Acting as something of an inflection point for the third season, episode six titled “And She Was” is sort of the beginning of the end for a certain era of the show’s characters. Despite all the changes up to that point, some of them dramatic, some of them short-lived, the struggle between Cameron and Donna for the heart, soul, and future of Mutiny takes the to a place it can never retreat from.

Sometimes in life you do certain things to the people around you that you can’t undo, if for no other reason than you don’t end up having the time, energy, or desire to go about the work of undoing them.

In the midst of the swirling personal betrayals and futuristic imagineering that gives the show it’s dynamic backdrop then, it’s moments like the Super Mario Bros. episode that help ground the show and make it feel ultimately familiar. Halt and Catch Fire has an uncanny way of making the old feel new again. The show traverses the decades leading up to Y2K, and yet it feels incredible modern; prescient even.

When Cameron turns to Gordon and says, as intently as she’s ever said anything in her life, “Let’s beat the game today,” Super Mario Bros. goes from feeling like a period-piece prop to idealised possibility for technology and art that we’re still striving toward.

A Quick Look Back At The Super Mario Bros. Episode Of Halt And Catch Fire

“When else are we gonna do it?” she hectors him, and in that moment the game goes from being a Saturday morning distraction to a life project. The episode captures all the ups and downs of committing yourself to highly controlled but entirely quixotic quest like trying to rescue someone from pixelated lizard.

There’s Cameron and Gordon’s defeated weariness after dying for the umpteenth time on a water level and their joint euphoria over discovering the warp zone that will let them skip it. And of course there’s Gordon’s monetary loss of consciousness that keeps the scene from falling into cliche while also providing a rational for using a projector to showcase the game for the rest of the episode.

But the best part comes at the end of their endeavour when Cameron finally beats the game, breathlessly hopping over Bowser on the final level, and both her and Gordon, so often antagonists, shout and celebrate in relief. Of course it’s not the end, as the typeface that appears on the next screen explains to them.

“Push button B to select a new world.”

There’s a pause and then Gordon offers to show Cameron his ham radio. The game’s spell has been broken and just like that the goal they had devoted the weekend to shifts into something at once disappointing and incomprehensible once accomplished.

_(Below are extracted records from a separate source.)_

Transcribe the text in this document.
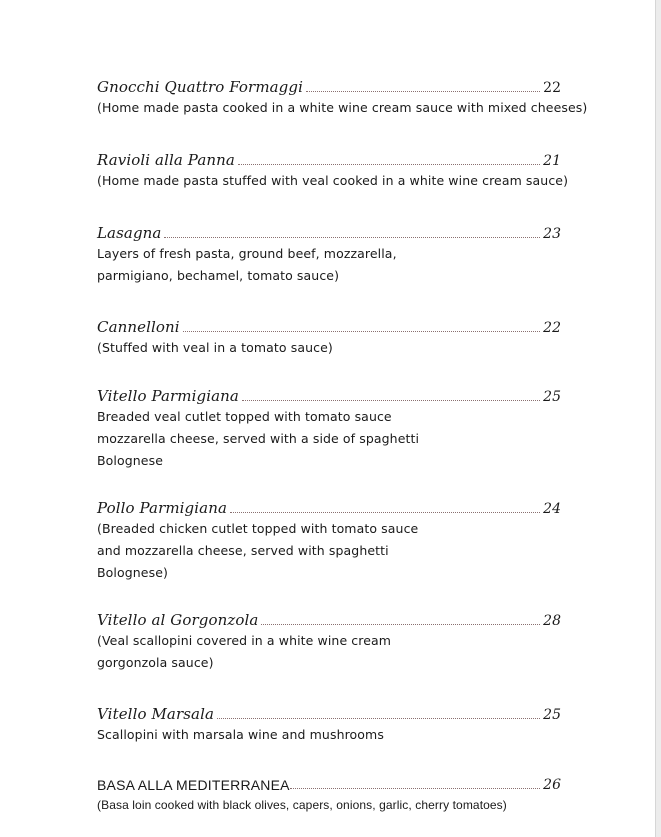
Gnocchi Quattro Formaggi	22
(Home made pasta cooked in a white wine cream sauce with mixed cheeses)
Ravioli alla Panna	21
(Home made pasta stuffed with veal cooked in a white wine cream sauce)
Lasagna	23
Layers of fresh pasta, ground beef, mozzarella,
parmigiano, bechamel, tomato sauce)
Cannelloni	22
(Stuffed with veal in a tomato sauce)
Vitello Parmigiana	25
Breaded veal cutlet topped with tomato sauce
mozzarella cheese, served with a side of spaghetti
Bolognese
Pollo Parmigiana	24
(Breaded chicken cutlet topped with tomato sauce
and mozzarella cheese, served with spaghetti
Bolognese)
Vitello al Gorgonzola	28
(Veal scallopini covered in a white wine cream
gorgonzola sauce)
Vitello Marsala	25
Scallopini with marsala wine and mushrooms
BASA ALLA MEDITERRANEA	26
(Basa loin cooked with black olives, capers, onions, garlic, cherry tomatoes)
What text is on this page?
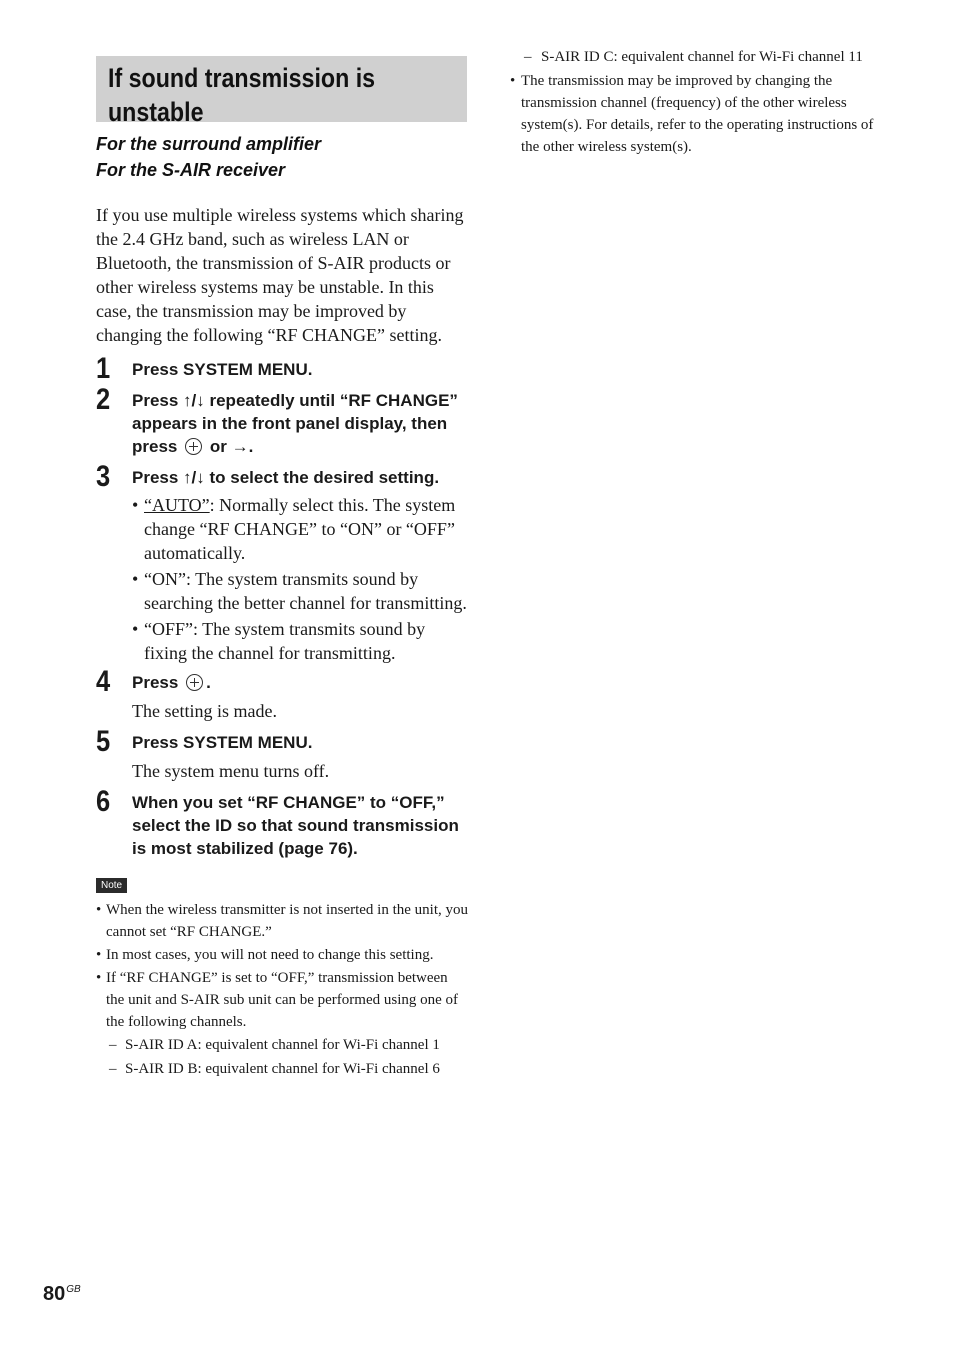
If sound transmission is
unstable
For the surround amplifier
For the S-AIR receiver
If you use multiple wireless systems which sharing the 2.4 GHz band, such as wireless LAN or Bluetooth, the transmission of S-AIR products or other wireless systems may be unstable. In this case, the transmission may be improved by changing the following “RF CHANGE” setting.
1 Press SYSTEM MENU.
2 Press ↑/↓ repeatedly until “RF CHANGE” appears in the front panel display, then press or →.
3 Press ↑/↓ to select the desired setting.
• “AUTO”: Normally select this. The system change “RF CHANGE” to “ON” or “OFF” automatically.
• “ON”: The system transmits sound by searching the better channel for transmitting.
• “OFF”: The system transmits sound by fixing the channel for transmitting.
4 Press .
The setting is made.
5 Press SYSTEM MENU.
The system menu turns off.
6 When you set “RF CHANGE” to “OFF,” select the ID so that sound transmission is most stabilized (page 76).
Note
• When the wireless transmitter is not inserted in the unit, you cannot set “RF CHANGE.”
• In most cases, you will not need to change this setting.
• If “RF CHANGE” is set to “OFF,” transmission between the unit and S-AIR sub unit can be performed using one of the following channels.
– S-AIR ID A: equivalent channel for Wi-Fi channel 1
– S-AIR ID B: equivalent channel for Wi-Fi channel 6
– S-AIR ID C: equivalent channel for Wi-Fi channel 11
• The transmission may be improved by changing the transmission channel (frequency) of the other wireless system(s). For details, refer to the operating instructions of the other wireless system(s).
$80^{GB}$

A Quick Look Back At The Super Mario Bros. Episode Of Halt And Catch Fire

From there the shows plot jumps into overdrive. Donna who’s been getting high (“As She Was“)at a friend’s country escape lays out in the grass and confesses to an imagined Cameron who makes amends with her in response.

The real Cameron, however, did not go to make peace with Donna as the episode earlier implies, and instead goes to convince Joe to give Gordon what he’s owed: the truth, Joe’s new computer security company, and the sense that his life’s work wasn’t simply a series of meaningless “push B to select a new project” moments. And to completely blow the episodes quota for groundbreaking plot developments, he actually goes and does it. Because of course he would.

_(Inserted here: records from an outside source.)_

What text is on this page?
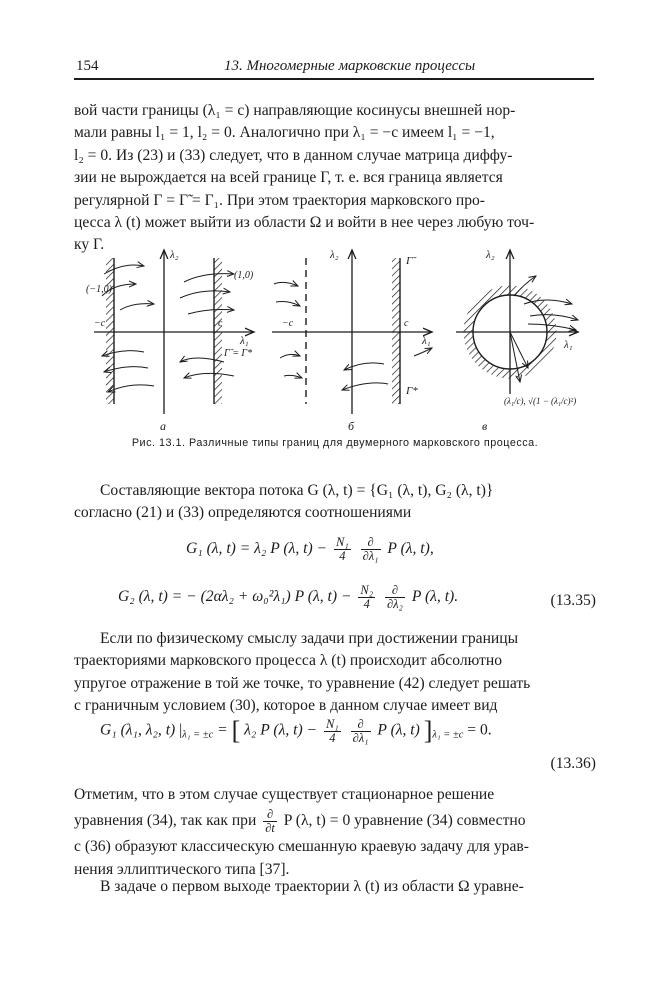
154	13. Многомерные марковские процессы
вой части границы (λ₁ = c) направляющие косинусы внешней нор-
мали равны l₁ = 1, l₂ = 0. Аналогично при λ₁ = −c имеем l₁ = −1,
l₂ = 0. Из (23) и (33) следует, что в данном случае матрица диффу-
зии не вырождается на всей границе Γ, т. е. вся граница является
регулярной Γ = Γ̃ = Γ₁. При этом траектория марковского про-
цесса λ (t) может выйти из области Ω и войти в нее через любую точ-
ку Γ.
(−1,0)
(1,0)
−c	c
λ₂
λ₁
Γ̃ = Γ*
а
−c	c
λ₂
λ₁
Γ̃
Γ*
б
λ₂
λ₁
(λ₁/c), √(1 − (λ₁/c)²)
в
Рис. 13.1. Различные типы границ для двумерного марковского процесса.
Составляющие вектора потока G (λ, t) = {G₁ (λ, t), G₂ (λ, t)}
согласно (21) и (33) определяются соотношениями
G₁ (λ, t) = λ₂ P (λ, $t) - \frac{\text{N₁}}{4}$
$\frac{\partial}{\text{∂λ₁}}$ P (λ, t),
G₂ (λ, t) = − (2αλ₂ + ω₀²λ₁) P (λ, $t) - \frac{\text{N₂}}{4}$
$\frac{\partial}{\text{∂λ₂}}$ P (λ, t).	(13.35)
Если по физическому смыслу задачи при достижении границы
траекториями марковского процесса λ (t) происходит абсолютно
упругое отражение в той же точке, то уравнение (42) следует решать
с граничным условием (30), которое в данном случае имеет вид
G₁ (λ₁, λ₂, t) $|_{\lambda_1 = \pm c}$ = [ λ₂ P (λ, $t) - \frac{\text{N₁}}{4}$
$\frac{\partial}{\text{∂λ₁}}$ P (λ, t) ]$_{\lambda_1 = \pm c} = 0$.
(13.36)
Отметим, что в этом случае существует стационарное решение
уравнения (34), так как при $\frac{\partial}{\partial t}$ P (λ, t) = 0 уравнение (34) совместно
с (36) образуют классическую смешанную краевую задачу для урав-
нения эллиптического типа [37].
В задаче о первом выходе траектории λ (t) из области Ω уравне-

The show’s real denouement comes a scene earlier, however, when Cameron, after putting her own ham radio together, announces to Gordon over the ether that she’s getting married. For a show that’s all about people trying to connect other people through technology, it’s rare that they ever succeed, especially when it comes to themselves.

The build up to this moment, in which viewers finally get to see one of their favourite characters be happy, and one of their other favourite characters genuinely be happy for her, wouldn’t have been possible without the drama surrounding “the next big thing” thinking that fuels the show, but it doesn’t succeed because of it. It succeeds because of the way it takes all of tech’s baggage and reduces it to emotional terms with real, human stakes.

Sometimes you want to shares something incredibly private and wonderful with another person over a bundle of wires or radio waves, and sometimes you just need a reason to spend twenty four hours straight with a friend on a couch.